Randomness is inherently imprecise

TL;DR

This paper explores how imprecision in forecasting systems affects the concept of randomness, showing that sequences can be random for imprecise models even when not for precise ones, highlighting the complexity of randomness.

Contribution

It introduces a martingale-theoretic framework for randomness with interval forecasts, revealing new properties and distinctions from precise forecasting systems.

Findings

Sequences can be random for interval forecasts without being random for any precise system.
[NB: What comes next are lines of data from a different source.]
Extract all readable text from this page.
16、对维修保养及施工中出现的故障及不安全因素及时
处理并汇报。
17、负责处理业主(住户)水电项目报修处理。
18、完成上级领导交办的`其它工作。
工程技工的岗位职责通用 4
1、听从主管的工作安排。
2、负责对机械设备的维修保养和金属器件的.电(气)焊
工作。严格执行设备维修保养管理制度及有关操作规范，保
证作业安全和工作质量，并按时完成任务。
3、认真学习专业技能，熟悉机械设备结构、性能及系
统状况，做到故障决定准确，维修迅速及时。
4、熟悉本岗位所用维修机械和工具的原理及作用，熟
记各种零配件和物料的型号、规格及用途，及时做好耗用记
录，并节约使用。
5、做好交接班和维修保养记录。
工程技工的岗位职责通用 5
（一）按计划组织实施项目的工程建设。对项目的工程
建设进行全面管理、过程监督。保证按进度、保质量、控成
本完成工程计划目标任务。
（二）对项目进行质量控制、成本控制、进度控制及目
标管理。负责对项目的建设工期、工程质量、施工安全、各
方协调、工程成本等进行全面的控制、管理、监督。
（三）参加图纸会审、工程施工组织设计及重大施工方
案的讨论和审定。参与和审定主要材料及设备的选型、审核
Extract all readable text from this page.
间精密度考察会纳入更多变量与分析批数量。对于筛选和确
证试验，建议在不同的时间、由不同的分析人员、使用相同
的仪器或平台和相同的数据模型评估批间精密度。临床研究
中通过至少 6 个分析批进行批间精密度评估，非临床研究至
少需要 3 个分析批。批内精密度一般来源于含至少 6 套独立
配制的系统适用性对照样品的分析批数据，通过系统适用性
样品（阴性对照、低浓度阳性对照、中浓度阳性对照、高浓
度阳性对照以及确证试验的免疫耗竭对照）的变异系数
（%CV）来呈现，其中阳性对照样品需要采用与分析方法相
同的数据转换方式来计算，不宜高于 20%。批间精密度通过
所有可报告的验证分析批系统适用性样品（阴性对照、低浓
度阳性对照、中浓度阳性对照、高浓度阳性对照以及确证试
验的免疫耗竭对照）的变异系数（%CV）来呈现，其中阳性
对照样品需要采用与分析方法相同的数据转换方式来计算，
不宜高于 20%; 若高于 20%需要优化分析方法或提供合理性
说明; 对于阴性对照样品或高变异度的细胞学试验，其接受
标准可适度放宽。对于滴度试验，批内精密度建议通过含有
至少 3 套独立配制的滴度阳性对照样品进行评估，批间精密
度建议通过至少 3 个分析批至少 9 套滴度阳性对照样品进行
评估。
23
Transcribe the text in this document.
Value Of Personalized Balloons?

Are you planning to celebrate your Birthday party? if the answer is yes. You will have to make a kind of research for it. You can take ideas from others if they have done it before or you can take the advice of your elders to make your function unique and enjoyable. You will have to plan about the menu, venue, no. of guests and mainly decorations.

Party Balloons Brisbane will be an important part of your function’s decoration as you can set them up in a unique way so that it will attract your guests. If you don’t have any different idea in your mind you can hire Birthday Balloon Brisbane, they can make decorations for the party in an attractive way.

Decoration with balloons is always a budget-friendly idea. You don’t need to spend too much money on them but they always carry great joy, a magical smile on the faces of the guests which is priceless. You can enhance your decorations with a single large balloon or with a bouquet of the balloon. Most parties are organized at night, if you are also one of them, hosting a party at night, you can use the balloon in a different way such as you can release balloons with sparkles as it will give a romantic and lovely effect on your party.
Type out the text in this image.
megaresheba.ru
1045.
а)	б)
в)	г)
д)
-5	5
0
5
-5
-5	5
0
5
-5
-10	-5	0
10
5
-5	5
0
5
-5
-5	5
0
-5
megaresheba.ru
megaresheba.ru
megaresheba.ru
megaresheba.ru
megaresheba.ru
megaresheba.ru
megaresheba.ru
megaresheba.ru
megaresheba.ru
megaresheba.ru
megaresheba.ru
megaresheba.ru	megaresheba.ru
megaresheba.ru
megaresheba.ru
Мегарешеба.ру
Imprecise randomness cannot always be reduced to oversimplified precise models.

The set of sequences random for non-vacuous interval forecasts is meagre, similar to precise systems.

Abstract

We use the martingale-theoretic approach of game-theoretic probability to incorporate imprecision into the study of randomness. In particular, we define several notions of randomness associated with interval, rather than precise, forecasting systems, and study their properties. The richer mathematical structure that thus arises lets us, amongst other things, better understand and place existing results for the precise limit. When we focus on constant interval forecasts, we find that every sequence of binary outcomes has an associated filter of intervals it is random for. It may happen that none of these intervals is precise -- a single real number -- which justifies the title of this paper. We illustrate this by showing that randomness associated with non-stationary precise forecasting systems can be captured by a constant interval forecast, which must then be less precise: a gain in model simplicity is thus paid for by a loss in precision. But imprecise randomness can't always be explained away as a result of oversimplification: we show that there are sequences that are random for a constant interval forecast, but never random for any {\comp} (more) precise forecasting system. We also show that the set of sequences that are random for a non-vacuous interval forecasting system is meagre, as it is for precise forecasting systems.